Researcher(s): Sam Lovett & Tyler Paquette (2020), Karl Kanmaz & Brayden DeBoon (2019).

Previous Research Projects | Projets de recherche antérieurs

Our previous research projects are:

Traditionally, haptic interfaces use active actuators such as electric motors to generate force feedback. It is well-known that these interfaces can suffer from instability issues depending on the simulated environment. In several applications, instability is a particular concern as it represents a true danger to the user. Passive actuators such as brakes and dampers are intrinsically stable and safe. We demonstrated that small-scale magnetorheological (MR) fluid brakes combined with small DC motors can increase the performance and safety of force-feedback devices. The picture on the left shows the hybrid actuator we developed comprising two unidirectional MR brakes and a DC motor. The complete system can produce 7.9 times more torque than a volume-equivalent DC motor with lower inertial and frictional torques. The device has been patented and transferred to one of our industry partners in Europe.

Read the news story published on eeNews Europe: here.

One out of eight Canadian men will be diagnosed with prostate cancer during their lifetime. In Canada, prostate cancer accounts for roughly one-quarter of all cancer cases in men, making it the leading cause of cancer deaths with 24,000 diagnoses and 4,100 deaths every year. Brachytherapy is a popular treatment for men with early prostate cancer due to its high success rate, minimal side effects, and patient convenience. It involves the insertion of needles loaded with tiny radioactive seeds into the prostate. Once the needles are fully inserted, they are pulled back to permanently leave the seeds in locations inside the prostate, where the radiation released from them treats the cancer cells. The radioactive seeds must be implanted in target locations with great accuracy. However, current techniques only enable surgeons to place seeds to within 5 mm of an intended target.

The figure on the left shows the hand-held instrument we developed that helps surgeons place seeds with an accuracy of 0.33 mm. It steers the needle automatically by rotating its base as the surgeon inserts it. Delivering radiation with pinpoint accuracy will lead to better prostate cancer control and fewer side effects for patients. It can also allow treating prostate cancer situations that are not possible with the current imprecise technique.
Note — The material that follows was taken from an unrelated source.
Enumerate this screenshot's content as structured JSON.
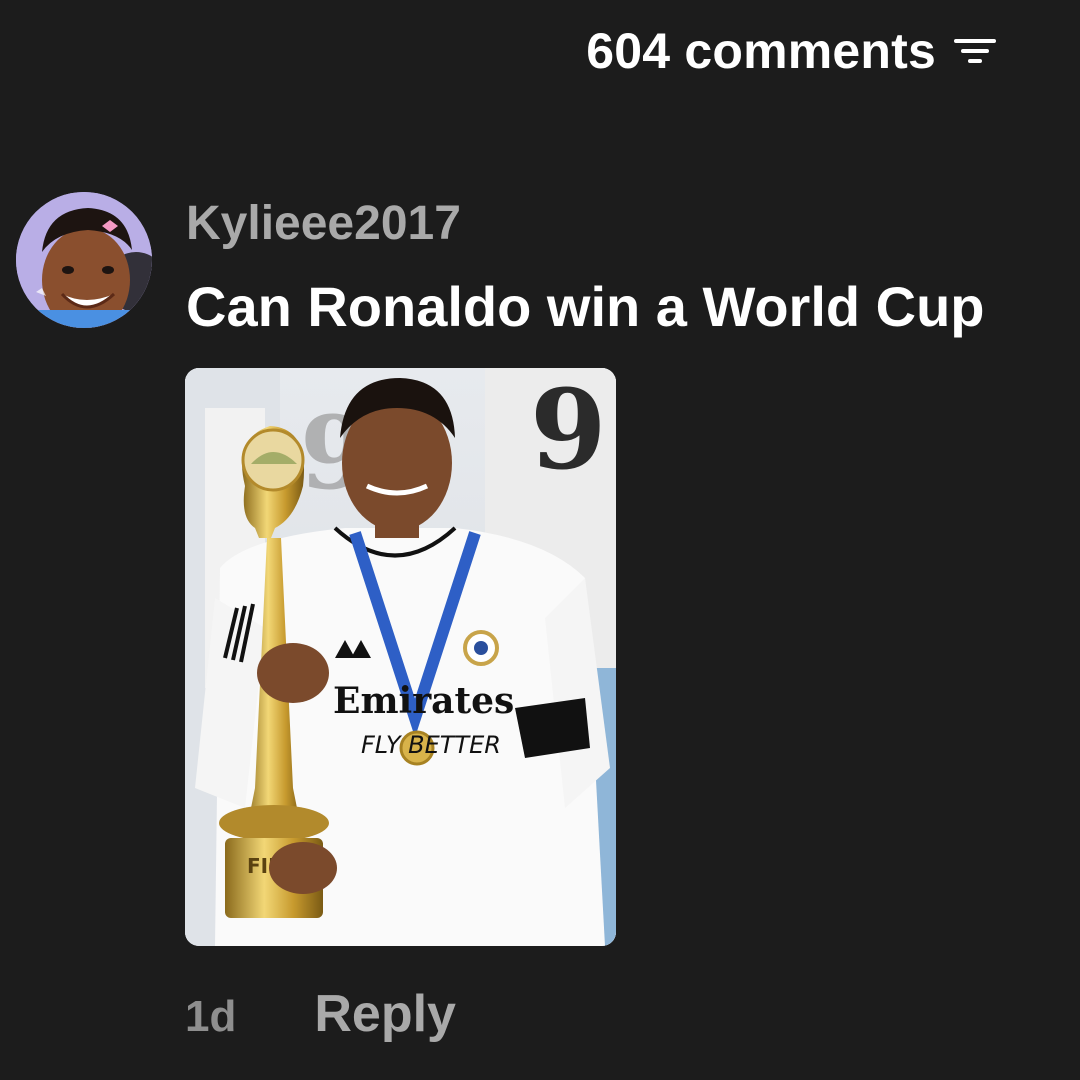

One example is treating only a part of the prostate for early prostate cancers.

Magnetorheological (MR) fluids have emerged as a promising technology for new actuator design. An MR fluid is an active material composed of a suspension of soft ferromagnetic micron-sized particles (typically 1 to 10 microns) dispersed in a carrying liquid (mineral oils, synthetic oils or water). Under the action of an external magnetic field, these particles form chain-like structures or aggregates aligned roughly parallel to the magnetic field, changing the apparent viscosity of the fluid (see the animation on the left).
Classical approaches for designing MR brakes have not accounted for fluid nonlinearity and magnetic saturation while addressing tradeoffs in terms of repose time, off-state torque, power supply, desired torque and volume. We showed that performance is strongly dependent on electromechanical design and introduced a new model for optimal actuator design. This resulted in an actuator with 23% more torque in a volume 76% smaller than a commercially available MR brake (second figure).